MEDICINE HAT, AB – It’s almost a decade since the last major flooding event in Medicine Hat and there’s been a lot of work on mitigation projects since that time.

But the city isn’t taking anything for granted.

Manager of support services in emergency services Merrick Brown says this time of year City of Medicine Hat staff are continually monitoring mountain snowpack, soil moisture, reservoir capacity and forecasted rainfall, the primary factor in overland river flooding.

A flood response exercise took place today at the Esplanade

“It’s a good opportunity for all of our city staff that’s involved in flood response to practice and you know just understand the coordination of working together from a field operations side to emergency social services to emergency operations centre operations,” says Brown.

The exercise included a floor projection on the main stage for field operations.

“We’re simulating actual resource deployment through our floor projection here so individuals are actually placing we’ll call it simulated resources on the ground as they would in real life on day one,” Brown explains.

An Emergency Operations Centre was part of the flood training exercise. (Photo Courtesy Bob Schneider)

About 60 people took part in today’s exercise.
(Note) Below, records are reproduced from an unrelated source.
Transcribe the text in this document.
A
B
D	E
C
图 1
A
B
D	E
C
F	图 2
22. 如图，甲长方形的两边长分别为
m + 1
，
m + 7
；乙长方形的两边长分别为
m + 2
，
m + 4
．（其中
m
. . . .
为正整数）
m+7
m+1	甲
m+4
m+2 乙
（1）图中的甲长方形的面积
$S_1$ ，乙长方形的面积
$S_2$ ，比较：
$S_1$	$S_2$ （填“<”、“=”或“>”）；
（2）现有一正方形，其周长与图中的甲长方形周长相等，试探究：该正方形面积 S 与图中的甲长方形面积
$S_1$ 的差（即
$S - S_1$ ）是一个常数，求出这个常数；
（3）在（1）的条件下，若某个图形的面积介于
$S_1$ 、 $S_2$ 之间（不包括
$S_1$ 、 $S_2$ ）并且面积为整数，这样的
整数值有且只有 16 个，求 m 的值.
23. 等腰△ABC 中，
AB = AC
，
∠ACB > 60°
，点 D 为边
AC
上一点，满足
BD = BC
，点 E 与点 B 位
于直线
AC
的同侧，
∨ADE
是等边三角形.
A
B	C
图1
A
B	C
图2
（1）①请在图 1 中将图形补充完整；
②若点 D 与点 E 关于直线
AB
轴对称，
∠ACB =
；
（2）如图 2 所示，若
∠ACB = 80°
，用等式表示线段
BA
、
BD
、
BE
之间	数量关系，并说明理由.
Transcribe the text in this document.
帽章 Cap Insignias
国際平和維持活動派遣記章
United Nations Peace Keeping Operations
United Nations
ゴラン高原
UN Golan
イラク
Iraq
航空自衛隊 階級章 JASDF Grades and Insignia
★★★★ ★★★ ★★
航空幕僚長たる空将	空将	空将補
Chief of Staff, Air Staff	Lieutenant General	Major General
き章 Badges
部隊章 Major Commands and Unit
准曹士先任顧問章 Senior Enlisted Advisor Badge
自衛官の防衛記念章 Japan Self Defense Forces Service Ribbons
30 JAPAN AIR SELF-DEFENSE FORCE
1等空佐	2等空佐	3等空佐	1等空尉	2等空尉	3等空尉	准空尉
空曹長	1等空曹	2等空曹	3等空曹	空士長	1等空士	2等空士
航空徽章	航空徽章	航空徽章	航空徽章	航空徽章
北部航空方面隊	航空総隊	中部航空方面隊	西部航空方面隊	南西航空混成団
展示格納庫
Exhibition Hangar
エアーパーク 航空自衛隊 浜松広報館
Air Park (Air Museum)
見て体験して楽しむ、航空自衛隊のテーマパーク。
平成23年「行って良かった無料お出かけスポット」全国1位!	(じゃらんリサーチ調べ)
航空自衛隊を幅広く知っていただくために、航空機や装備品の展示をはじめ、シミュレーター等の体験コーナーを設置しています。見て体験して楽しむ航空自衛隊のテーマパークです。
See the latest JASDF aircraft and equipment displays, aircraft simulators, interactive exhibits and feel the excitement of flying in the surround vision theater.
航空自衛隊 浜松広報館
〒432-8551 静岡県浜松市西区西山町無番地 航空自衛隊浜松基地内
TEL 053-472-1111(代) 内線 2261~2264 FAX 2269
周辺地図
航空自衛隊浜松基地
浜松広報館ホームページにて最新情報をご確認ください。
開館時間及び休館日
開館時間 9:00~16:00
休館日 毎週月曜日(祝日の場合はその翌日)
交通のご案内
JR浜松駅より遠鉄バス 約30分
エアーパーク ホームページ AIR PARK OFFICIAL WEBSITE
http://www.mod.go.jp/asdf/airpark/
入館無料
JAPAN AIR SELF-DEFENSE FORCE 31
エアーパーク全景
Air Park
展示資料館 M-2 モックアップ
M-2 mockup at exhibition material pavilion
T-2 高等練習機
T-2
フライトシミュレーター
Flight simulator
Brown says they are held annually even through virtual means during COVID.

Brown says the safety of the community is of the utmost importance and wants staff to be prepared for anything

“Throughout the exercise we do put injects in which is some things that challenge them a little bit,” he says. “Staff availability problems, vehicle breakdowns, road closures, or unintended road closures just to understand that things don’t always go as planned and so we practice for that worst-case scenario.”

Exercises are held annually so that staff understand the coordination needed between field operations, emergency social services and incident management.

In the event of a real-life situation the city has multiple locations such as the gas utility building at 364 Kipling St. and the fire station on Trans-Canada Way.